Hammond Matthew P, Kolasa Jurek
Department of Biology, McMaster University, Hamilton, Ontario, Canada.
PLoS One. 2014 Feb 20;9(2):e89245. doi: 10.1371/journal.pone.0089245. eCollection 2014.
Ecological processes, like the rise and fall of populations, leave an imprint of their dynamics as a pattern in space. Mining this spatial record for insight into temporal change underlies many applications, including using spatial snapshots to infer trends in communities, rates of species spread across boundaries, likelihood of chaotic dynamics, and proximity to regime shifts. However, these approaches rely on an inherent but undefined link between spatial and temporal variation. We present a quantitative link between a variable's spatial and temporal variation based on established variance-partitioning techniques, and test it for predictive and diagnostic applications. A strong link existed between spatial and regional temporal variation (estimated as Coefficients of Variation or CV's) in 136 variables from three aquatic ecosystems. This association suggests a basis for substituting one for the other, either quantitatively or qualitatively, when long time series are lacking. We further show that weak substitution of temporal for spatial CV results from distortion by specific spatiotemporal patterns (e.g., inter-patch synchrony). Where spatial and temporal CV's do not match, we pinpoint the spatiotemporal causes of deviation in the dynamics of variables and suggest ways that may control for them. In turn, we demonstrate the use of this framework for describing spatiotemporal patterns in multiple ecosystem variables and attributing them to types of mechanisms. Linking spatial and temporal variability makes quantitative the hitherto inexact practice of space-for-time substitution and may thus point to new opportunities for navigating the complex variation of ecosystems.

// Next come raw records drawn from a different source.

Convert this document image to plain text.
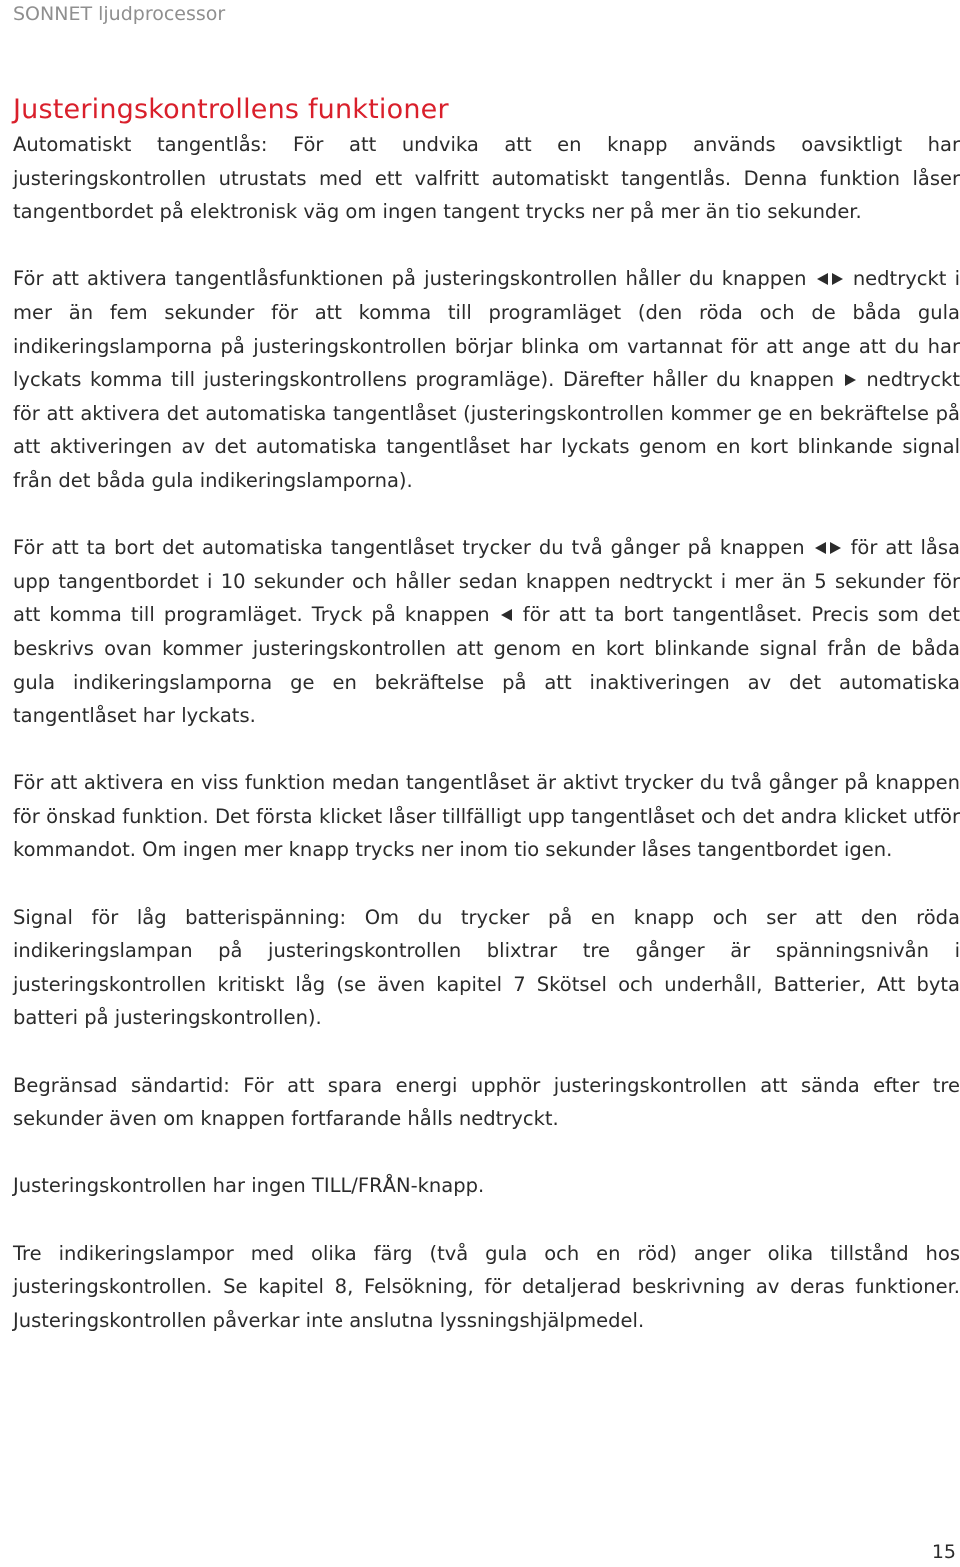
SONNET ljudprocessor
Justeringskontrollens funktioner

Automatiskt tangentlås: För att undvika att en knapp används oavsiktligt har justeringskontrollen utrustats med ett valfritt automatiskt tangentlås. Denna funktion låser tangentbordet på elektronisk väg om ingen tangent trycks ner på mer än tio sekunder.

För att aktivera tangentlåsfunktionen på justeringskontrollen håller du knappen nedtryckt i mer än fem sekunder för att komma till programläget (den röda och de båda gula indikeringslamporna på justeringskontrollen börjar blinka om vartannat för att ange att du har lyckats komma till justeringskontrollens programläge). Därefter håller du knappen nedtryckt för att aktivera det automatiska tangentlåset (justeringskontrollen kommer ge en bekräftelse på att aktiveringen av det automatiska tangentlåset har lyckats genom en kort blinkande signal från det båda gula indikeringslamporna).

För att ta bort det automatiska tangentlåset trycker du två gånger på knappen för att låsa upp tangentbordet i 10 sekunder och håller sedan knappen nedtryckt i mer än 5 sekunder för att komma till programläget. Tryck på knappen för att ta bort tangentlåset. Precis som det beskrivs ovan kommer justeringskontrollen att genom en kort blinkande signal från de båda gula indikeringslamporna ge en bekräftelse på att inaktiveringen av det automatiska tangentlåset har lyckats.

För att aktivera en viss funktion medan tangentlåset är aktivt trycker du två gånger på knappen för önskad funktion. Det första klicket låser tillfälligt upp tangentlåset och det andra klicket utför kommandot. Om ingen mer knapp trycks ner inom tio sekunder låses tangentbordet igen.

Signal för låg batterispänning: Om du trycker på en knapp och ser att den röda indikeringslampan på justeringskontrollen blixtrar tre gånger är spänningsnivån i justeringskontrollen kritiskt låg (se även kapitel 7 Skötsel och underhåll, Batterier, Att byta batteri på justeringskontrollen).

Begränsad sändartid: För att spara energi upphör justeringskontrollen att sända efter tre sekunder även om knappen fortfarande hålls nedtryckt.

Justeringskontrollen har ingen TILL/FRÅN-knapp.

Tre indikeringslampor med olika färg (två gula och en röd) anger olika tillstånd hos justeringskontrollen. Se kapitel 8, Felsökning, för detaljerad beskrivning av deras funktioner. Justeringskontrollen påverkar inte anslutna lyssningshjälpmedel.

15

生态过程,如种群的兴衰,会在空间上留下其动态模式的印记。挖掘这一空间记录以洞察时间变化是许多应用的基础,包括利用空间快照推断群落趋势、物种跨边界扩散速率、混沌动态的可能性以及接近状态转变的程度。然而,这些方法依赖于空间和时间变化之间固有的但未明确的联系。我们基于既定的方差分解技术,提出了变量的空间和时间变化之间的定量联系,并对其进行预测和诊断应用测试。来自三个水生生态系统的136个变量的空间和区域时间变化(以变异系数或CV估计)之间存在很强的联系。这种关联表明,在缺乏长时间序列时,在定量或定性方面用一个替代另一个具有一定的基础。我们进一步表明,用时间CV弱替代空间CV是由特定的时空模式(如斑块间同步)造成的扭曲导致的。当空间和时间CV不匹配时,我们指出变量动态中偏差的时空原因,并提出可能控制这些原因的方法。反过来,我们展示了这个框架用于描述多个生态系统变量中的时空模式并将其归因于机制类型的用途。将空间和时间变异性联系起来,使迄今不精确的时空替代实践变得量化,从而可能为应对生态系统的复杂变化指明新的机会。